Several recent sightings of coyotes have dog owners wary of walking their pooches around Mt. Tabor, but as long as pets are contained on leashes or kept inside, they should remain safe.
While it is unknown how many coyotes reside there, several people have spotted them. One dog-walker claimed she was chased by a particularly aggressive coyote she was certain wanted to eat her dog.
This form of aggression from coyotes is rare among the species, which is typically wary of humans and prefer to feed on rats, birds, insects and other small free-ranging animals.
The Audubon Society recommends that neighbors living in proximity to a known coyote habitat refrain from leaving food outdoors, including fruit from fallen trees and pet food in small bowls; and tightly secure garbage and compost bins.
Other ways to deter coyotes include motion-sensitive lighting systems, removing unnecessary brush, and installing a coyote-proof fence that is at least six feet tall, extends flush to the ground and an opening no larger than four inches.

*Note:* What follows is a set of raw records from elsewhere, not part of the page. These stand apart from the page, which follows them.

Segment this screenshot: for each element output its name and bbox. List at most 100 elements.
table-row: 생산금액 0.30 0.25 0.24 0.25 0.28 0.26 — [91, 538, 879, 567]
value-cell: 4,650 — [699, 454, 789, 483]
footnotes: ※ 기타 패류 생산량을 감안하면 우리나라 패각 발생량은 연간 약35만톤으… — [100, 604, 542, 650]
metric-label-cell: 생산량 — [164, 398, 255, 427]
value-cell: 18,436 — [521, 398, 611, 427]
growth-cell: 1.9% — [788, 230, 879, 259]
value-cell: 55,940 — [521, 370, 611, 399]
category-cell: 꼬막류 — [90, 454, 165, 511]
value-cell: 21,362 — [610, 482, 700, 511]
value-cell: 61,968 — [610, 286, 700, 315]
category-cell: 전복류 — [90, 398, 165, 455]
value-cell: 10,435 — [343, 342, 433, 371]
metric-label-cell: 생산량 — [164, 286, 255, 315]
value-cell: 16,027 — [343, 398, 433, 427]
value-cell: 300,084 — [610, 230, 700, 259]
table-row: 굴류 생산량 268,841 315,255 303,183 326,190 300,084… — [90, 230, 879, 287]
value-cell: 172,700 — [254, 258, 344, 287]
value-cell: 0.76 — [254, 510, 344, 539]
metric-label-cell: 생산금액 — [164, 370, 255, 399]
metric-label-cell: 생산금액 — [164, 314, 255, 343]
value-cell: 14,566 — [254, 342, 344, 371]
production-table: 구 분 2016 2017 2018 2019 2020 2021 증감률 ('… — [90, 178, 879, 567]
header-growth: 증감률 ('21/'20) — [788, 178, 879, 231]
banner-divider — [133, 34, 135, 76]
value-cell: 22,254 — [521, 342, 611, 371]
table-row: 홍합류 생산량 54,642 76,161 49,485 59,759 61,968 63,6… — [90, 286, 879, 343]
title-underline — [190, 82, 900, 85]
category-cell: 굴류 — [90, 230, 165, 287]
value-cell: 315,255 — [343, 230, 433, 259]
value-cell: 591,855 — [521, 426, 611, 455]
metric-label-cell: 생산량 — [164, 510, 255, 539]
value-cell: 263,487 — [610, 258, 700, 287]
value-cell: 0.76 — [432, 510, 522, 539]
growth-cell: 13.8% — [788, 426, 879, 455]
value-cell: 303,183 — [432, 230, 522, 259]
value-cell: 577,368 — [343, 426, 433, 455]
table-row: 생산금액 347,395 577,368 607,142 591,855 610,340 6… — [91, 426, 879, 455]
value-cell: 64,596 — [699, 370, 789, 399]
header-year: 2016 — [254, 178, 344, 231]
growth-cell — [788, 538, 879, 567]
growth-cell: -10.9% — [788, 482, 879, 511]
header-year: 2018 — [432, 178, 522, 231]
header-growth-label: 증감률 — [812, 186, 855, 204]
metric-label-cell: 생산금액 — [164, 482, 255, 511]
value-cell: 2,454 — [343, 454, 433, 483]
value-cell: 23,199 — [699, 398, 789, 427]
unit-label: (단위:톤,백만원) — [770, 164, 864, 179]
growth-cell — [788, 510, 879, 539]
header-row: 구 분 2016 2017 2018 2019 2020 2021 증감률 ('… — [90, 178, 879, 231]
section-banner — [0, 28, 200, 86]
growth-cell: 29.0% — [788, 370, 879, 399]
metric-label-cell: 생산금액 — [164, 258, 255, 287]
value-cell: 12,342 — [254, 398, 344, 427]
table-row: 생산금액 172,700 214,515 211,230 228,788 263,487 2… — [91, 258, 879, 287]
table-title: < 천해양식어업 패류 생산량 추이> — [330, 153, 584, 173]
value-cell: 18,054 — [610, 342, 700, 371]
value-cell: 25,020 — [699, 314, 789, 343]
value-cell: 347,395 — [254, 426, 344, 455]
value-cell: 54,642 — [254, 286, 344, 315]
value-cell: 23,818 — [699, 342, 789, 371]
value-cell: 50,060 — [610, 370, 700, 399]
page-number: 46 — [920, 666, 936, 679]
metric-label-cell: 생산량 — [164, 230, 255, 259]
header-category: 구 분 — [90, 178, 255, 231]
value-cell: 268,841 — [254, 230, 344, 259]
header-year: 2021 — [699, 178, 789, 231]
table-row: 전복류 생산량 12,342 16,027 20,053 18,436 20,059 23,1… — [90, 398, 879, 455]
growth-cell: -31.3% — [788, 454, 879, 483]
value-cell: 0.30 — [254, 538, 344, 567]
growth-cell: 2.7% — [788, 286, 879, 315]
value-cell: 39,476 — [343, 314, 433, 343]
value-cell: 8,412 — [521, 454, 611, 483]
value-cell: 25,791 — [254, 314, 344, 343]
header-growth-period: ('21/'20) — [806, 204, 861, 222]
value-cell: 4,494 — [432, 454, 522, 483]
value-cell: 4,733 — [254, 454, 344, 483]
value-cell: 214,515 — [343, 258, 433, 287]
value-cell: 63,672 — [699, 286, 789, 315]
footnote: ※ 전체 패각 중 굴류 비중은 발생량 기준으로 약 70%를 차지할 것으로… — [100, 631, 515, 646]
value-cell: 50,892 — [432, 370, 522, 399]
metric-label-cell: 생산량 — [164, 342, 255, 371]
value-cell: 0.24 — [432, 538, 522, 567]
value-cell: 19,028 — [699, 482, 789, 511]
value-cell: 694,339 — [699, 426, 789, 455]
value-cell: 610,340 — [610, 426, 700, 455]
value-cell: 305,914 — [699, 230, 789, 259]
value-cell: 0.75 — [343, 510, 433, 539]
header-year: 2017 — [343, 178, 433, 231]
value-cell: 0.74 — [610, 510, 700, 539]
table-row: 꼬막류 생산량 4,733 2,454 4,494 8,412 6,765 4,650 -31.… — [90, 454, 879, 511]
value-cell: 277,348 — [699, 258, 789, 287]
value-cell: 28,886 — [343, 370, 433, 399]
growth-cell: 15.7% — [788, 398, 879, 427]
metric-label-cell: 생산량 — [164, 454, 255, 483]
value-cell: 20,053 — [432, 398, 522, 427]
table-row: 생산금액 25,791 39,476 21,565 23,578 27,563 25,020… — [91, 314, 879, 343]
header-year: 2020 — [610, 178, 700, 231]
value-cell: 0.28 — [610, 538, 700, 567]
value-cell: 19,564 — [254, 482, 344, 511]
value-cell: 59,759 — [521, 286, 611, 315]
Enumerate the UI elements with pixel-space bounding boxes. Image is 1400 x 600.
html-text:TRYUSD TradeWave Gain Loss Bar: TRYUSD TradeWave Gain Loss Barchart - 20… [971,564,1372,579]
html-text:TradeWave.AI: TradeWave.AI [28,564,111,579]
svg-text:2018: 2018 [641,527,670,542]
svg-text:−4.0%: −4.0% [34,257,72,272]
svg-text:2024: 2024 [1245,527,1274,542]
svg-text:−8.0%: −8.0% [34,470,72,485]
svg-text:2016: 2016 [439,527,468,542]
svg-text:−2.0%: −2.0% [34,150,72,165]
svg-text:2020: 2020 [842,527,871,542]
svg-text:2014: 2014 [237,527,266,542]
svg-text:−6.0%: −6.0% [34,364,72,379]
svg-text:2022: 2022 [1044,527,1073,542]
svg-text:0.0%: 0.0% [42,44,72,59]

While coyotes are most active at night, they can be spotted during daylight hours but, like all wildlife, are unlikely to harass humans or their leashed pets if unprovoked.
The Audubon Society’s Living with Urban Wildlife brochure also advises, “Never deliberately approach a coyote and teach children to respect all wildlife from a distance.”
As a highly adaptive species, coyotes commonly make their home in deep urban interiors, particularly parks that offer brambles, thick clusters of trees, and culverts conducive to coyote dens. Experts believe their range has expanded greatly in the past 50 years and that they are spreading across the continent southward from Canada rather than westward from the East. The range of a single coyote is generally 5 miles.
The dense fur of coyotes can make them look larger than they actually are, but typically coyotes in Oregon are no larger than 30 pounds. Often mistaken for red foxes, coyotes are distinguished by tails that are dark and run down, while foxes have white tails that point up.
While menacing in appearance, only one person has been killed by a coyote in the United States – a small child in the 1970s who was attacked by a coyote habitually hand-fed by one of the child’s parents. That story illustrates the dangers of habituating wild animals to human handouts.